Herceptin is used on women with secondary breast cancer, which is what happens when breast cancer cells spread to other parts of the body.
Herceptin works by sitting on the HER-2 receptors and blocking the growth factor, while helping to stop the cancer cells from growing as quickly. In the process, HER2-positive breast cancer cells are killed. The drug is said to half the chances of the cancer returning.
Because Herceptin targets cancer cells, users are less likely to get side effects seen with other cancer treatments which also affect normal cells. In fact, Herceptin users should not usually lose any of their hair while on the actual treatment. However, some side effects may still happen. Some women had heart complications using the drug.

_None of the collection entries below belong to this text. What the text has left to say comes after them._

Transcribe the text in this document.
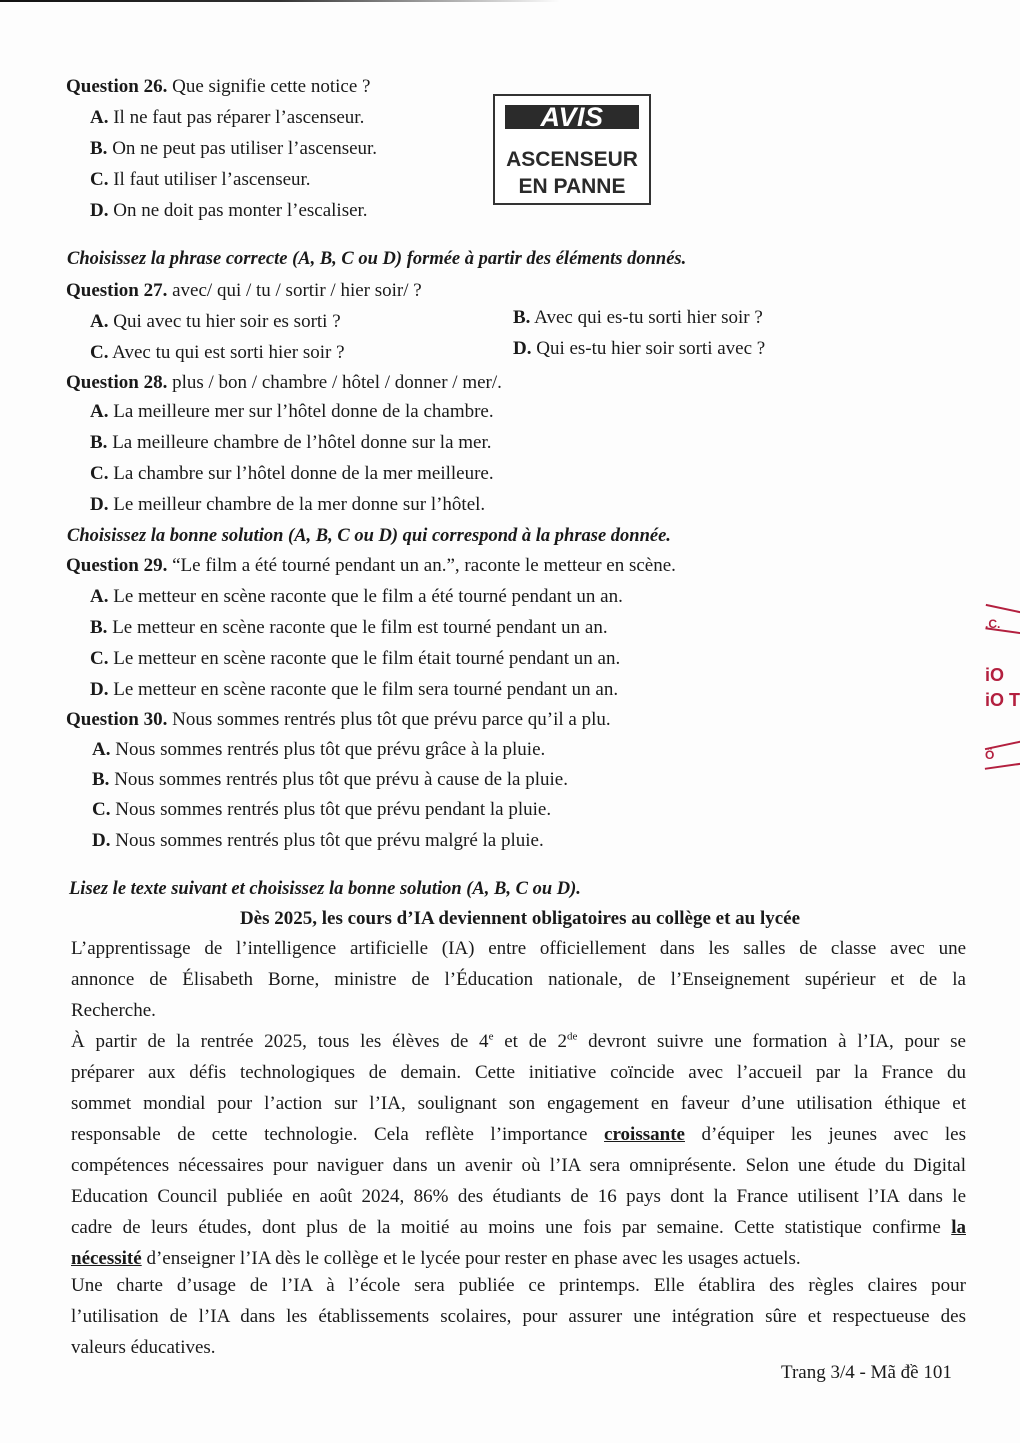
Question 26. Que signifie cette notice ?
A. Il ne faut pas réparer l’ascenseur.
B. On ne peut pas utiliser l’ascenseur.
C. Il faut utiliser l’ascenseur.
D. On ne doit pas monter l’escaliser.
AVIS
ASCENSEUR
EN PANNE
Choisissez la phrase correcte (A, B, C ou D) formée à partir des éléments donnés.
Question 27. avec/ qui / tu / sortir / hier soir/ ?
A. Qui avec tu hier soir es sorti ?	B. Avec qui es-tu sorti hier soir ?
C. Avec tu qui est sorti hier soir ?	D. Qui es-tu hier soir sorti avec ?
Question 28. plus / bon / chambre / hôtel / donner / mer/.
A. La meilleure mer sur l’hôtel donne de la chambre.
B. La meilleure chambre de l’hôtel donne sur la mer.
C. La chambre sur l’hôtel donne de la mer meilleure.
D. Le meilleur chambre de la mer donne sur l’hôtel.
Choisissez la bonne solution (A, B, C ou D) qui correspond à la phrase donnée.
Question 29. “Le film a été tourné pendant un an.”, raconte le metteur en scène.
A. Le metteur en scène raconte que le film a été tourné pendant un an.
B. Le metteur en scène raconte que le film est tourné pendant un an.
C. Le metteur en scène raconte que le film était tourné pendant un an.
D. Le metteur en scène raconte que le film sera tourné pendant un an.
Question 30. Nous sommes rentrés plus tôt que prévu parce qu’il a plu.
A. Nous sommes rentrés plus tôt que prévu grâce à la pluie.
B. Nous sommes rentrés plus tôt que prévu à cause de la pluie.
C. Nous sommes rentrés plus tôt que prévu pendant la pluie.
D. Nous sommes rentrés plus tôt que prévu malgré la pluie.
Lisez le texte suivant et choisissez la bonne solution (A, B, C ou D).
Dès 2025, les cours d’IA deviennent obligatoires au collège et au lycée
L’apprentissage de l’intelligence artificielle (IA) entre officiellement dans les salles de classe avec une
annonce de Élisabeth Borne, ministre de l’Éducation nationale, de l’Enseignement supérieur et de la
Recherche.
À partir de la rentrée 2025, tous les élèves de 4e et de 2de devront suivre une formation à l’IA, pour se
préparer aux défis technologiques de demain. Cette initiative coïncide avec l’accueil par la France du
sommet mondial pour l’action sur l’IA, soulignant son engagement en faveur d’une utilisation éthique et
responsable de cette technologie. Cela reflète l’importance croissante d’équiper les jeunes avec les
compétences nécessaires pour naviguer dans un avenir où l’IA sera omniprésente. Selon une étude du Digital
Education Council publiée en août 2024, 86% des étudiants de 16 pays dont la France utilisent l’IA dans le
cadre de leurs études, dont plus de la moitié au moins une fois par semaine. Cette statistique confirme la
nécessité d’enseigner l’IA dès le collège et le lycée pour rester en phase avec les usages actuels.
Une charte d’usage de l’IA à l’école sera publiée ce printemps. Elle établira des règles claires pour
l’utilisation de l’IA dans les établissements scolaires, pour assurer une intégration sûre et respectueuse des
valeurs éducatives.
Trang 3/4 - Mã đề 101
.C.
iO
iO T
Ö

One woman’s fight for Herceptin

The woman referred to by Vivien Mifsud was Ann Marie Rogers of Swindon, Wilts, who won an appeal two years ago against an earlier High Court decision upholding Swindon Primary Care Trust’s refusal to fund Herceptin.
Rogers had said she was prescribed the drug by her doctor but was refused it by local health bosses, and had to borrowe £5,000 to fund her treatment. But she said she could not pay anymore and accused Swindon Primary Care Trust of putting “money before life”.
The landmark ruling declared that a breast cancer patient should have the drug Herceptin, paving the way for the NHS to fund the drug. The judgment is estimated to cost the NHS around £100m a year.